Yemen’s tragedy: A First Responder's Blog
International Medical Corps (IMC) health program officer Doa’a Kutbi Omer was forced to flee her home in Aden, Yemen, together with her husband and young baby after her neighbourhood came under attack last month. In this collection of moving diary entries, she describes how the violence has affected her daily routine – she is now one of 22 people sharing a four-bedroom apartment – and her work, as she now tends to conflict casualties in a hospital with limited supplies and electricity.
Briefing Papers: What are they for and what do they tell us?
Struggling to keep up with all the reports being churned out in the build-up to next year’s World Humanitarian Summit (WHS)? This bibliography produced for the recent ALNAP Global Forum for Improving Humanitarian Action pulls together all – or at least a long list of – the must-read literature on humanitarian reform, including NGO position papers and documents produced for and after the various WHS consultation events to date. Helpful graphics sort the papers into themes and topics for easy searching.
Core Humanitarian Standard: do NGOs need another set of standards?
The newly-launched Core Humanitarian Standard on Quality and Accountability (CHS) hopes to improve the quality and effectiveness of NGO work and make it more accountable. This Q&A takes a look at the CHS and what people in the sector think of the new standard. The idea was to lay out a more simple set of benchmarks, but is the CHS too bare-boned and generalised?

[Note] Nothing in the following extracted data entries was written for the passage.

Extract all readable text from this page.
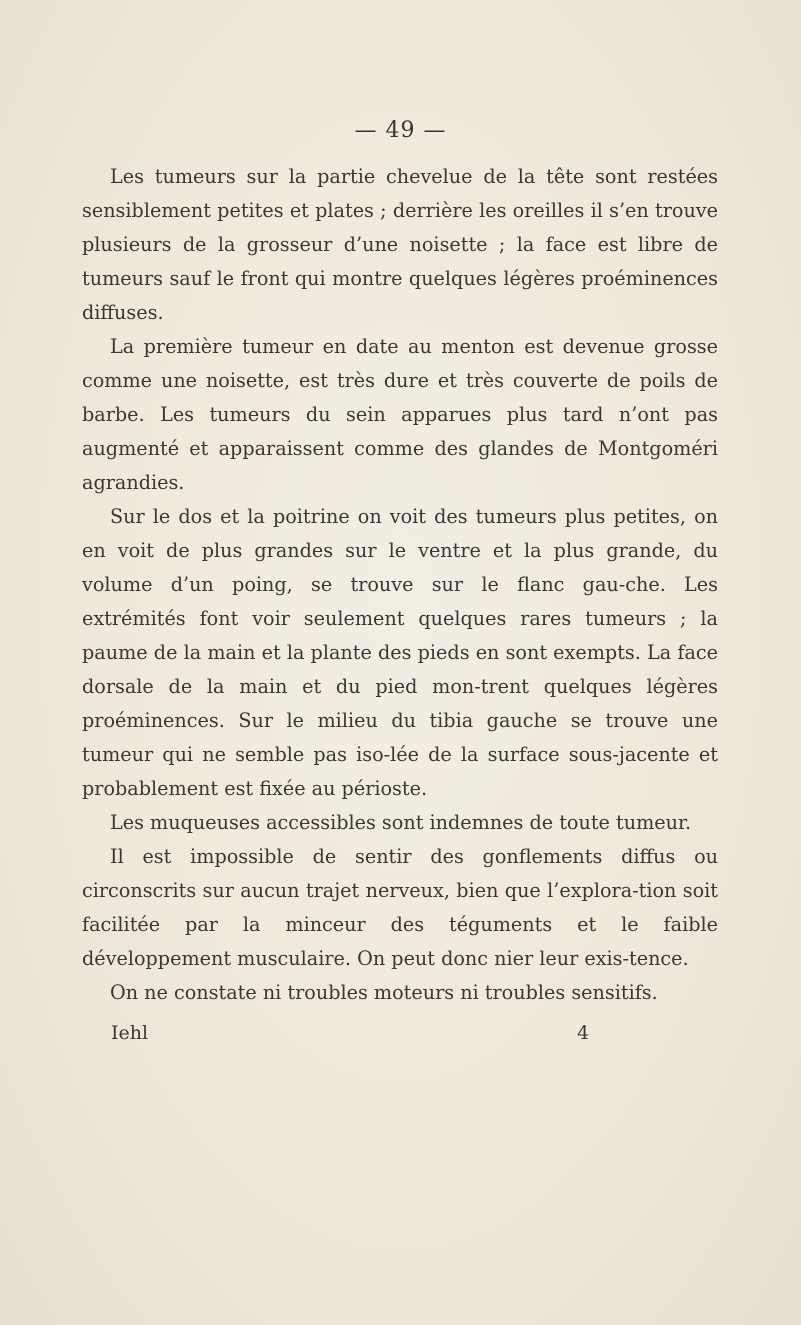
— 49 —

Les tumeurs sur la partie chevelue de la tête sont restées sensiblement petites et plates ; derrière les oreilles il s’en trouve plusieurs de la grosseur d’une noisette ; la face est libre de tumeurs sauf le front qui montre quelques légères proéminences diffuses.

La première tumeur en date au menton est devenue grosse comme une noisette, est très dure et très couverte de poils de barbe. Les tumeurs du sein apparues plus tard n’ont pas augmenté et apparaissent comme des glandes de Montgoméri agrandies.

Sur le dos et la poitrine on voit des tumeurs plus petites, on en voit de plus grandes sur le ventre et la plus grande, du volume d’un poing, se trouve sur le flanc gau-che. Les extrémités font voir seulement quelques rares tumeurs ; la paume de la main et la plante des pieds en sont exempts. La face dorsale de la main et du pied mon-trent quelques légères proéminences. Sur le milieu du tibia gauche se trouve une tumeur qui ne semble pas iso-lée de la surface sous-jacente et probablement est fixée au périoste.

Les muqueuses accessibles sont indemnes de toute tumeur.

Il est impossible de sentir des gonflements diffus ou circonscrits sur aucun trajet nerveux, bien que l’explora-tion soit facilitée par la minceur des téguments et le faible développement musculaire. On peut donc nier leur exis-tence.

On ne constate ni troubles moteurs ni troubles sensitifs.

Iehl	4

Cat-fight among the S. Sudan experts and the failure of peace-making
Academic and Sudan analyst John Young calls time on the “cat-fight” among experts over what went wrong in South Sudan, which was triggered by a recent Al Jazeera series examining the peace process. “To paraphrase Shakespeare, despite the sound and fury the quarrels between the various peace-makers and would-be peace-makers is essentially an in-house affair among people that share the same commitment to liberal peace-making and thus they are largely much ado about nothing,” he observes, while arguing for a fundamental shift in approach.
One to watch:
Al Jazeera Investigates – Al Qaeda Informant
A former al-Qaeda operative and government informant gives a startling interview to Al Jazeera, claiming that the Yemeni government of former president Ali Abdullah Saleh was working with Al-Qaeda in the Arabian Peninsula (AQAP) while simultaneously supporting the US-led drone campaign against the group.
One to listen to:
Will Anyone Help The Rohingya?
The Inquiry on the BBC World Service examines the plight of stateless Rohingya Muslims from western Myanmar who are forced into lives of poverty and exclusion. Interviewees ask why no one – even democracy icon and Nobel Peace Prize laureate Aung San Suu Kyi – appears willing to speak up for the heavily discriminated against minority.
Coming up:
AIDF Asia: Aid & Response Summit 2015
16-18 June, UN Conference Centre, Bangkok
This three-day conference brings together high-level representatives from governments, UN agencies, NGOs, academics and the private sector to discuss how technology and innovation can improve humanitarian and development work in the Asia-Pacific region, with a focus on disaster response and climate change. IRIN’s editor at large, Obinna Anyadike, will be moderating a panel on effective communication & humanitarian social networks.
From IRIN:
Eritrea rights report prompts protection rethink
Several nations recently toughened their stance on asylum requests from Eritrea after a Danish report suggested those leaving the country do so largely for economic reasons. After the results of a year-long UN inquiry appeared to directly contradict these findings, IRIN asks if those countries should not think again about their hasty policy shift. The UN commission found evidence of a totalitarian state responsible for “systemic, widespread and gross human rights violations” that include extrajudicial executions, torture, arbitrary detention, enforced disappearances and a system of indefinite national service that amounts to forced labour.